Bruegel is loved around the world for his fascinating “Wimmelbilder,” or “busy pictures” teeming with intricate details. It doesn’t seem to matter much that the intent behind his works is often mysterious today–they invite the viewer into another world; one that can be familiar, human and beautiful, or sometimes, as with Dulle Griet, bizarre, savage and terrifying.
Just as his work defies interpretation and categorization, Bruegel’s life, too, is mainly a mystery. The father of a century-long painting dynasty, he was born between 1525 and 1530 in Antwerp and probably trained in the studio of Pieter Coecke van Aelst, whose daughter he later married. He is known to have traveled to Italy, and crossing the Alps made a great impression. Mountains make unexpected appearances in his works–such as in the background of the Flemish landscape of his famous masterpiece Hunters in the Snow.
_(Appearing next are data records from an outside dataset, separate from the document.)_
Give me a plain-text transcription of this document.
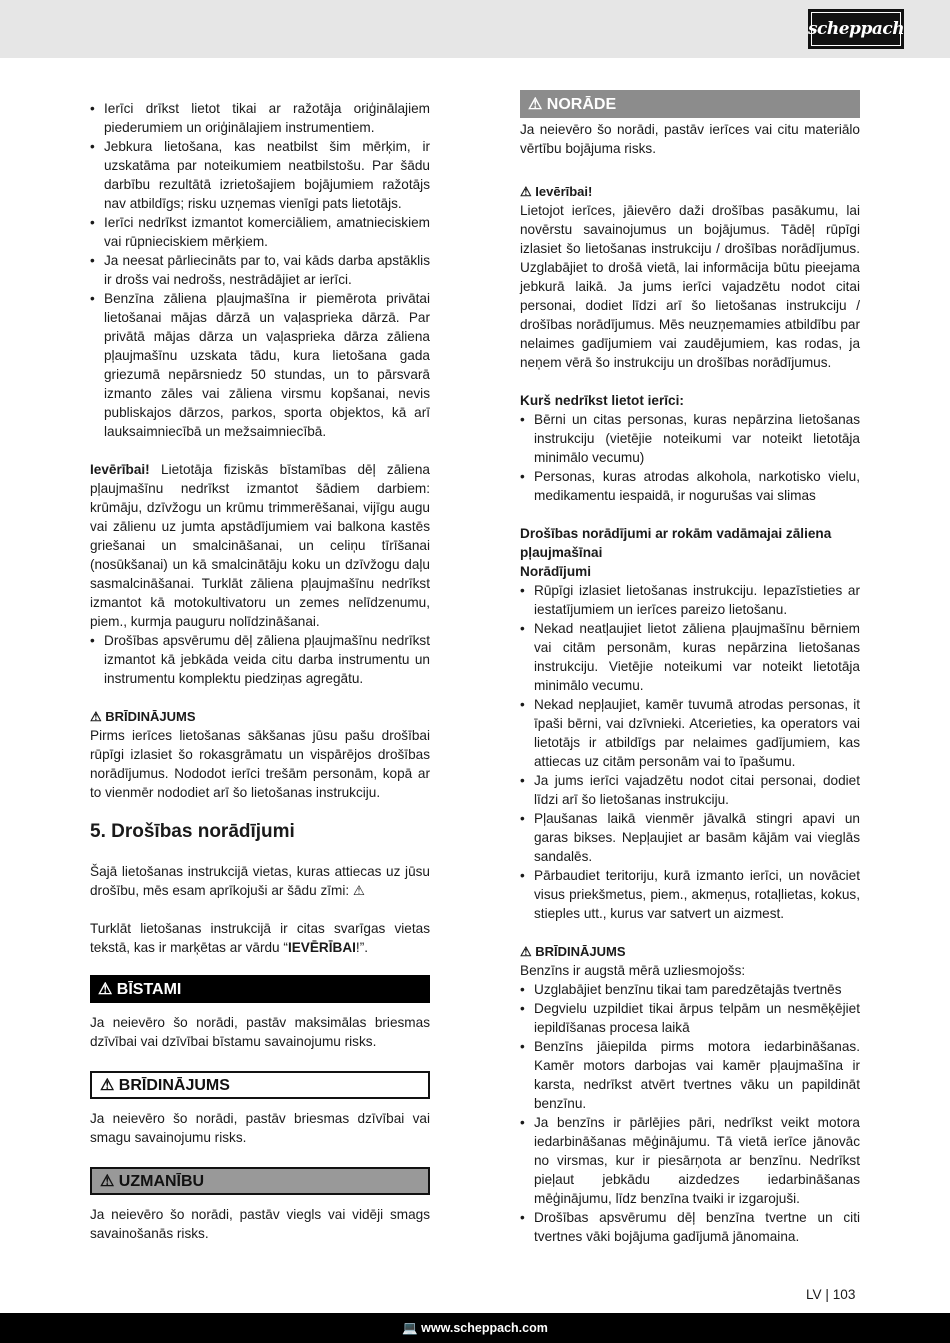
scheppach
• Ierīci drīkst lietot tikai ar ražotāja oriģinālajiem piederumiem un oriģinālajiem instrumentiem.
• Jebkura lietošana, kas neatbilst šim mērķim, ir uzskatāma par noteikumiem neatbilstošu. Par šādu darbību rezultātā izrietošajiem bojājumiem ražotājs nav atbildīgs; risku uzņemas vienīgi pats lietotājs.
• Ierīci nedrīkst izmantot komerciāliem, amatnieciskiem vai rūpnieciskiem mērķiem.
• Ja neesat pārliecināts par to, vai kāds darba apstāklis ir drošs vai nedrošs, nestrādājiet ar ierīci.
• Benzīna zāliena pļaujmašīna ir piemērota privātai lietošanai mājas dārzā un vaļasprieka dārzā. Par privātā mājas dārza un vaļasprieka dārza zāliena pļaujmašīnu uzskata tādu, kura lietošana gada griezumā nepārsniedz 50 stundas, un to pārsvarā izmanto zāles vai zāliena virsmu kopšanai, nevis publiskajos dārzos, parkos, sporta objektos, kā arī lauksaimniecībā un mežsaimniecībā.

Ievērībai! Lietotāja fiziskās bīstamības dēļ zāliena pļaujmašīnu nedrīkst izmantot šādiem darbiem: krūmāju, dzīvžogu un krūmu trimmerēšanai, vijīgu augu vai zālienu uz jumta apstādījumiem vai balkona kastēs griešanai un smalcināšanai, un celiņu tīrīšanai (nosūkšanai) un kā smalcinātāju koku un dzīvžogu daļu sasmalcināšanai. Turklāt zāliena pļaujmašīnu nedrīkst izmantot kā motokultivatoru un zemes nelīdzenumu, piem., kurmja pauguru nolīdzināšanai.

• Drošības apsvērumu dēļ zāliena pļaujmašīnu nedrīkst izmantot kā jebkāda veida citu darba instrumentu un instrumentu komplektu piedziņas agregātu.
⚠ BRĪDINĀJUMS

Pirms ierīces lietošanas sākšanas jūsu pašu drošībai rūpīgi izlasiet šo rokasgrāmatu un vispārējos drošības norādījumus. Nododot ierīci trešām personām, kopā ar to vienmēr nododiet arī šo lietošanas instrukciju.

5. Drošības norādījumi

Šajā lietošanas instrukcijā vietas, kuras attiecas uz jūsu drošību, mēs esam aprīkojuši ar šādu zīmi: ⚠

Turklāt lietošanas instrukcijā ir citas svarīgas vietas tekstā, kas ir marķētas ar vārdu “IEVĒRĪBAI!”.

⚠ BĪSTAMI

Ja neievēro šo norādi, pastāv maksimālas briesmas dzīvībai vai dzīvībai bīstamu savainojumu risks.

⚠ BRĪDINĀJUMS

Ja neievēro šo norādi, pastāv briesmas dzīvībai vai smagu savainojumu risks.

⚠ UZMANĪBU

Ja neievēro šo norādi, pastāv viegls vai vidēji smags savainošanās risks.

⚠ NORĀDE

Ja neievēro šo norādi, pastāv ierīces vai citu materiālo vērtību bojājuma risks.

⚠ Ievērībai!

Lietojot ierīces, jāievēro daži drošības pasākumu, lai novērstu savainojumus un bojājumus. Tādēļ rūpīgi izlasiet šo lietošanas instrukciju / drošības norādījumus. Uzglabājiet to drošā vietā, lai informācija būtu pieejama jebkurā laikā. Ja jums ierīci vajadzētu nodot citai personai, dodiet līdzi arī šo lietošanas instrukciju / drošības norādījumus. Mēs neuzņemamies atbildību par nelaimes gadījumiem vai zaudējumiem, kas rodas, ja neņem vērā šo instrukciju un drošības norādījumus.

Kurš nedrīkst lietot ierīci:
• Bērni un citas personas, kuras nepārzina lietošanas instrukciju (vietējie noteikumi var noteikt lietotāja minimālo vecumu)
• Personas, kuras atrodas alkohola, narkotisko vielu, medikamentu iespaidā, ir nogurušas vai slimas
Drošības norādījumi ar rokām vadāmajai zāliena pļaujmašīnai
Norādījumi
• Rūpīgi izlasiet lietošanas instrukciju. Iepazīstieties ar iestatījumiem un ierīces pareizo lietošanu.
• Nekad neatļaujiet lietot zāliena pļaujmašīnu bērniem vai citām personām, kuras nepārzina lietošanas instrukciju. Vietējie noteikumi var noteikt lietotāja minimālo vecumu.
• Nekad nepļaujiet, kamēr tuvumā atrodas personas, it īpaši bērni, vai dzīvnieki. Atcerieties, ka operators vai lietotājs ir atbildīgs par nelaimes gadījumiem, kas attiecas uz citām personām vai to īpašumu.
• Ja jums ierīci vajadzētu nodot citai personai, dodiet līdzi arī šo lietošanas instrukciju.
• Pļaušanas laikā vienmēr jāvalkā stingri apavi un garas bikses. Nepļaujiet ar basām kājām vai vieglās sandalēs.
• Pārbaudiet teritoriju, kurā izmanto ierīci, un novāciet visus priekšmetus, piem., akmeņus, rotaļlietas, kokus, stieples utt., kurus var satvert un aizmest.
⚠ BRĪDINĀJUMS

Benzīns ir augstā mērā uzliesmojošs:

• Uzglabājiet benzīnu tikai tam paredzētajās tvertnēs
• Degvielu uzpildiet tikai ārpus telpām un nesmēķējiet iepildīšanas procesa laikā
• Benzīns jāiepilda pirms motora iedarbināšanas. Kamēr motors darbojas vai kamēr pļaujmašīna ir karsta, nedrīkst atvērt tvertnes vāku un papildināt benzīnu.
• Ja benzīns ir pārlējies pāri, nedrīkst veikt motora iedarbināšanas mēģinājumu. Tā vietā ierīce jānovāc no virsmas, kur ir piesārņota ar benzīnu. Nedrīkst pieļaut jebkādu aizdedzes iedarbināšanas mēģinājumu, līdz benzīna tvaiki ir izgarojuši.
• Drošības apsvērumu dēļ benzīna tvertne un citi tvertnes vāki bojājuma gadījumā jānomaina.
LV | 103
💻 www.scheppach.com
Thanks to the collecting mania of the Habsburgs, Vienna has the largest array of Bruegel paintings in the world, including Hunters in the Snow, with the dark figures of the men and their dogs in the foreground standing in stark contrast to the pristine blanket of white around them. In the background, tiny energetic figures skate in front of a snow-covered village. One is sprawled horizontally on the blue ice–a humorous, human touch characteristic of Bruegel. A group of peasants tend to a fire in front of an inn: above them, the dark silhouettes of birds perch in wintry black trees, whose branches are lined with a fine dusting of powder. Hunters in the Snow is a magical feast of natural and human detail, from the figure carrying firewood across a bridge to the blue shards of icicles hanging from the mill-house.